6. Retraction Policy
Retraction is a protective mechanism, not a failure condition.
Artifacts MAY be retracted under the following conditions:
- Discovery of material technical errors
- Identification of security vulnerabilities with unacceptable risk
- Proven conflicts of interest or integrity violations
- Obsolescence creating material harm if relied upon
Retraction decisions are made by the QIST Editorial Office in consultation with the Research Oversight Board.
Retracted artifacts MUST:
- Remain publicly accessible
- Retain their original Artifact ID
- Display a clear retraction notice
7. Citation and Persistent Identity
Each artifact is assigned a permanent Artifact ID at first public release.
Reviewed artifacts MAY be assigned a Digital Object Identifier (DOI) via an approved archival service.
Once assigned:
- DOIs MUST resolve to a stable snapshot of the reviewed artifact
- Subsequent revisions MUST reference, but not overwrite, the DOI-linked version
8. Transparency and Public Record
Lifecycle state, version history, review status, and retraction notices MUST be publicly visible.
QIST maintains these records to enable:
- Long-term auditability
- Independent verification
- Responsible downstream reuse
9. Non-Regulatory Statement
This Technical Note does not claim regulatory authority, certification power, or standards-setting mandate.
QIST artifacts are informational and pre-standard in nature unless explicitly stated otherwise.

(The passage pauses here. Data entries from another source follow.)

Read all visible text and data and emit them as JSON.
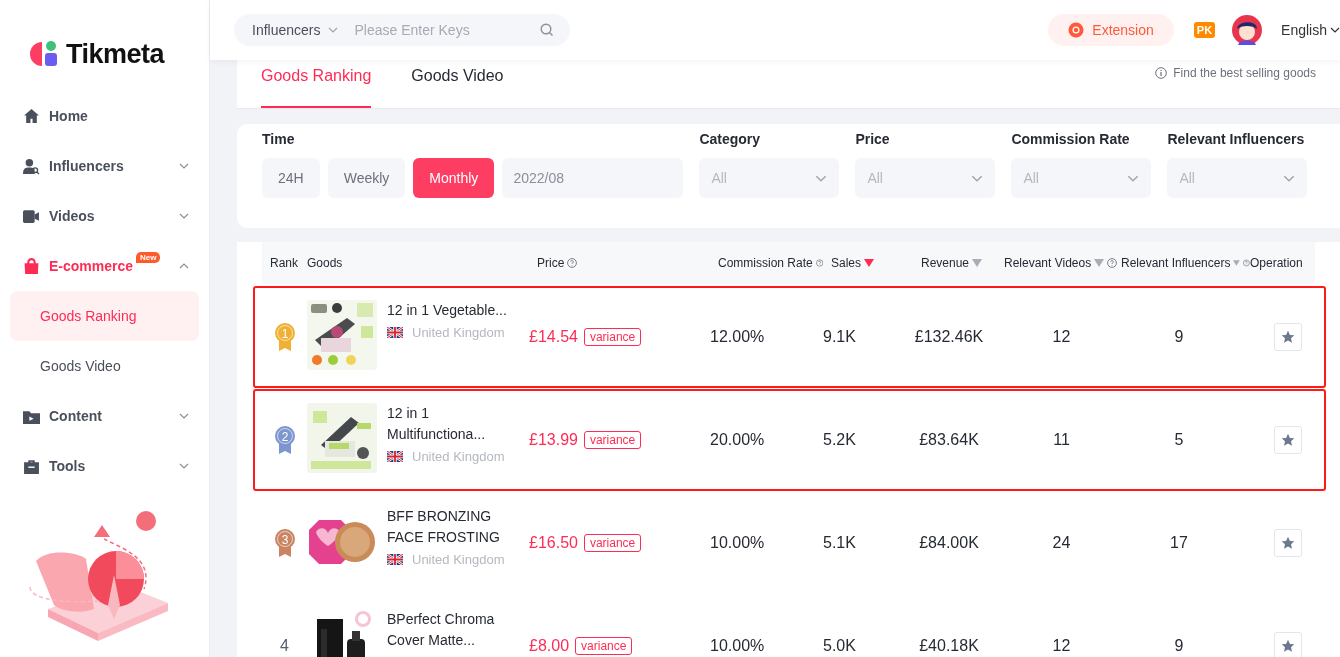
{
  "logo": {
    "name": "Tikmeta"
  },
  "sidebar": {
    "items": [
      {
        "label": "Home",
        "selected": false
      },
      {
        "label": "Influencers",
        "expanded": false,
        "selected": false
      },
      {
        "label": "Videos",
        "expanded": false,
        "selected": false
      },
      {
        "label": "E-commerce",
        "badge": "New",
        "expanded": true,
        "selected": true,
        "children": [
          {
            "label": "Goods Ranking",
            "selected": true
          },
          {
            "label": "Goods Video",
            "selected": false
          }
        ]
      },
      {
        "label": "Content",
        "expanded": false,
        "selected": false
      },
      {
        "label": "Tools",
        "expanded": false,
        "selected": false
      }
    ]
  },
  "header": {
    "search_scope": "Influencers",
    "search": {
      "placeholder": "Please Enter Keys"
    },
    "extension": "Extension",
    "pk": "PK",
    "language": "English"
  },
  "tabs": [
    {
      "label": "Goods Ranking",
      "selected": true
    },
    {
      "label": "Goods Video",
      "selected": false
    }
  ],
  "hint": "Find the best selling goods",
  "filters": {
    "time_label": "Time",
    "time_options": [
      {
        "label": "24H",
        "selected": false
      },
      {
        "label": "Weekly",
        "selected": false
      },
      {
        "label": "Monthly",
        "selected": true
      }
    ],
    "date": "2022/08",
    "selects": [
      {
        "label": "Category",
        "value": "All"
      },
      {
        "label": "Price",
        "value": "All"
      },
      {
        "label": "Commission Rate",
        "value": "All"
      },
      {
        "label": "Relevant Influencers",
        "value": "All"
      }
    ]
  },
  "table": {
    "columns": [
      {
        "label": "Rank",
        "kind": "plain"
      },
      {
        "label": "Goods",
        "kind": "plain"
      },
      {
        "label": "Price",
        "kind": "help"
      },
      {
        "label": "Commission Rate",
        "kind": "help"
      },
      {
        "label": "Sales",
        "kind": "sort",
        "sort_active": true
      },
      {
        "label": "Revenue",
        "kind": "sort",
        "sort_active": false
      },
      {
        "label": "Relevant Videos",
        "kind": "sort_help",
        "sort_active": false
      },
      {
        "label": "Relevant Influencers",
        "kind": "sort_help",
        "sort_active": false
      },
      {
        "label": "Operation",
        "kind": "plain"
      }
    ],
    "rows": [
      {
        "rank": "1",
        "kind": "medal",
        "color": "#f0b033",
        "name": "12 in 1 Vegetable...",
        "country": "United Kingdom",
        "price": "£14.54",
        "tag": "variance",
        "commission": "12.00%",
        "sales": "9.1K",
        "revenue": "£132.46K",
        "videos": "12",
        "influencers": "9",
        "highlighted": true
      },
      {
        "rank": "2",
        "kind": "medal",
        "color": "#7d96cf",
        "name": "12 in 1 Multifunctiona...",
        "country": "United Kingdom",
        "price": "£13.99",
        "tag": "variance",
        "commission": "20.00%",
        "sales": "5.2K",
        "revenue": "£83.64K",
        "videos": "11",
        "influencers": "5",
        "highlighted": true
      },
      {
        "rank": "3",
        "kind": "medal",
        "color": "#c98563",
        "name": "BFF BRONZING FACE FROSTING",
        "country": "United Kingdom",
        "price": "£16.50",
        "tag": "variance",
        "commission": "10.00%",
        "sales": "5.1K",
        "revenue": "£84.00K",
        "videos": "24",
        "influencers": "17",
        "highlighted": false
      },
      {
        "rank": "4",
        "kind": "plain",
        "name": "BPerfect Chroma Cover Matte...",
        "price": "£8.00",
        "tag": "variance",
        "commission": "10.00%",
        "sales": "5.0K",
        "revenue": "£40.18K",
        "videos": "12",
        "influencers": "9",
        "highlighted": false
      }
    ]
  }
}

Review, version advancement, and retraction are governed by this Technical Note.
10. Conclusion
A disciplined publication lifecycle is a prerequisite for trust in high-assurance domains. By formalizing artifact lifecycle, versioning, and retraction practices, the QIST Foundation establishes a durable foundation for responsible scientific contribution, transparent governance, and long-term institutional credibility.